Avec la mise en place de toutes ses solutions digitales, se pose forcément la question de la sécurité de ces outils et des risques cyber qui en découlent. Cette problématique est pourtant loin d'être la principale préoccupation pour Xavier Gardiès. « Il faut bien évidemment mettre en place des solutions sécurisées, faire un audit des vulnérabilités et un plan de remédiation pour couvrir vos risques cyber que ce soit sur vos infrastructures ou les vulnérabilités des applications vis-à-vis de l'extérieur de vos systèmes. Mais le principal risque cyber aujourd'hui est le risque humain : c'est le phishing, la fraude au virement etc. Aujourd'hui, le meilleur moyen de se prémunir contre la cybersécurité est de former les employés et de les sensibiliser aux différents risques. »

Victime d'une cyberattaque massive en 2021 avec le groupe Fabre, Eric Gouy met, lui aussi, l'accent sur la prévention. « Le sujet le plus important est de savoir quoi faire lorsque l'on est attaqué et qu'ils ont réussir à rentrer dans nos systèmes et comment remédier à cette situation. Bien souvent, si les entreprises ne s'en remettent pas, c'est qu'elles n'avaient pas de plan de sauvegarde de l'entreprise. »

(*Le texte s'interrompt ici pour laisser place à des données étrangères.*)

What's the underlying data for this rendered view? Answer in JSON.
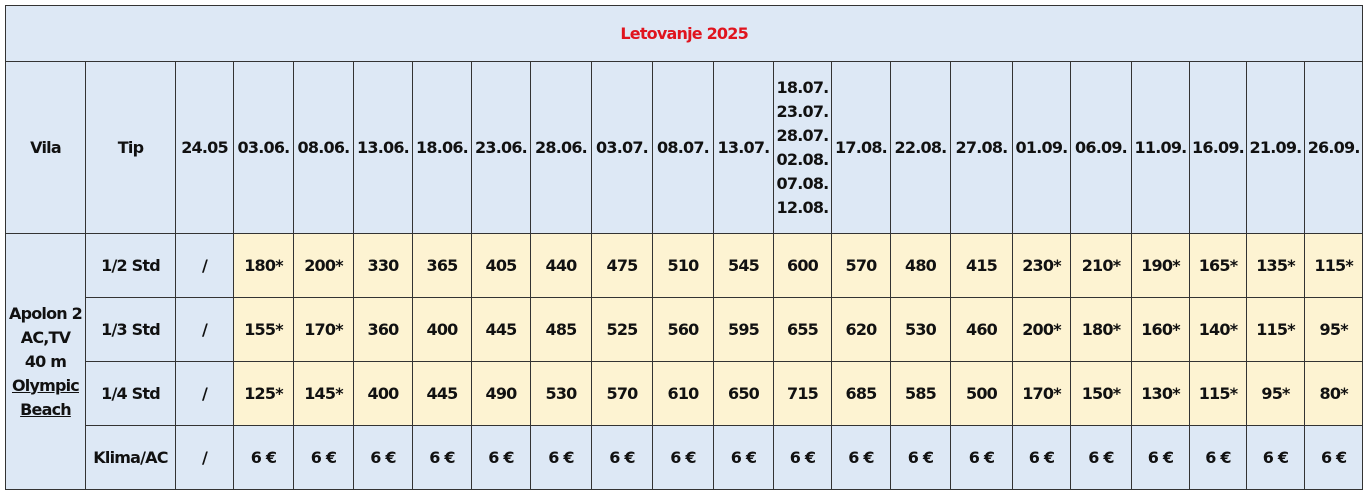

Une des solutions toute trouvée est de passer un maximum de données dans le Cloud. « Un des bénéfices du Cloud est d'être capable de dupliquer la donnée sur plusieurs sites. Lorsque la donnée va être attaquée sur un site en particulier, une redondance va exister ailleurs et on perdra que peu de temps de transaction sur son système, » développe Christophe Adam. Ce que confirme Eric Gouy : « tout ce qui n'a pas été touché durant cette attaque est tout ce qui était sur le Cloud, » conclut le CFO de Pierre Fabre.